First let’s discuss one of the linearity properties of the expected value. For two random variables \(X\) and \(Y\), we have \(E(X+Y)=E(X)+E(Y)\). This is best understood with an example. If you want to know the expected value of rolling two six-sided dice, one approach would be to compute all the individual probabilities of the possible numbers that would come up, and compute the expected value that way. However, this is very tedious, and there is another way. If we let \(X\) be the number on the first die, and \(Y\) be the number on the second die, then the expected value of \(X+Y\) is just the sum of the individual expected values, which is \(3+3=6\). We have found the expected value to be six without resorting to computing individual probabilities. This is the pivotal point of Dana’s argument. Another thing we must know is that if an event happens consistently with probability p (e.g. the probability of a heads in a coin toss), then if we repeat the measurement, we can expect to get the event in an average of p tries.

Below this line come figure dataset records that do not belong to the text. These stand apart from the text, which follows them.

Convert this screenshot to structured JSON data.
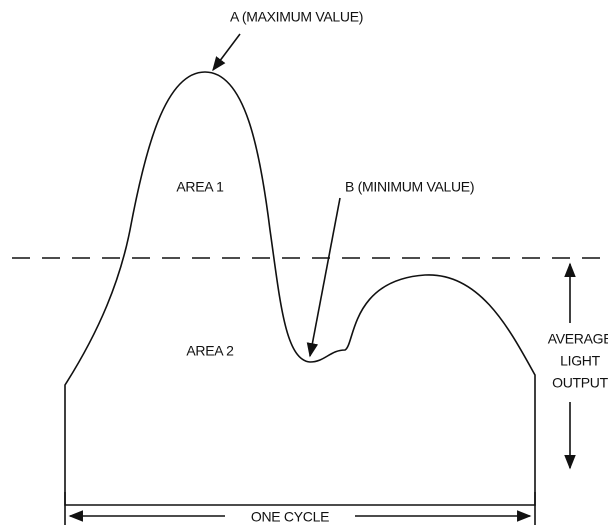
{
  "labels": {
    "max": "A (MAXIMUM VALUE)",
    "min": "B (MINIMUM VALUE)",
    "area1": "AREA 1",
    "area2": "AREA 2",
    "average": [
      "AVERAGE",
      "LIGHT",
      "OUTPUT"
    ],
    "cycle": "ONE CYCLE"
  }
}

It goes like this: initially, we need some numeral to enter the room to get the switch flipped. This happens with (k-1)/k probability (since we don’t need the counter to enter yet). We wait for this numeral to enter. This should take an average of k/(k-1) tries. Now we require that eventually a counter enter, to “lock in” the switch-flip that our first numeral just made. This happens with 1/k probability, since the counter is one out of k prisoners, so we can expect it to happen in an average of k tries. Next, we require that one of the numerals who has not yet flipped the switch enter the room. This happens with probability (k-2)/k, so this happens on average in k/(k-2) tries. This pattern repeats, and we want to sum the expected times for each switch-flip to get locked in, so this comes out to be
$$k(k-1)+\sum_{i=1}^{k-1}\frac{n}{i},$$
Which gives \(10417.7\) for \(k=100\).
This formula is incredibly simple, and it is remarkable that such a simple formula could also emerge from the heinous summations above.
Hopefully we don’t have to ever find ourselves in a position of frantically figuring out a strategy to flip switches in a dark jail.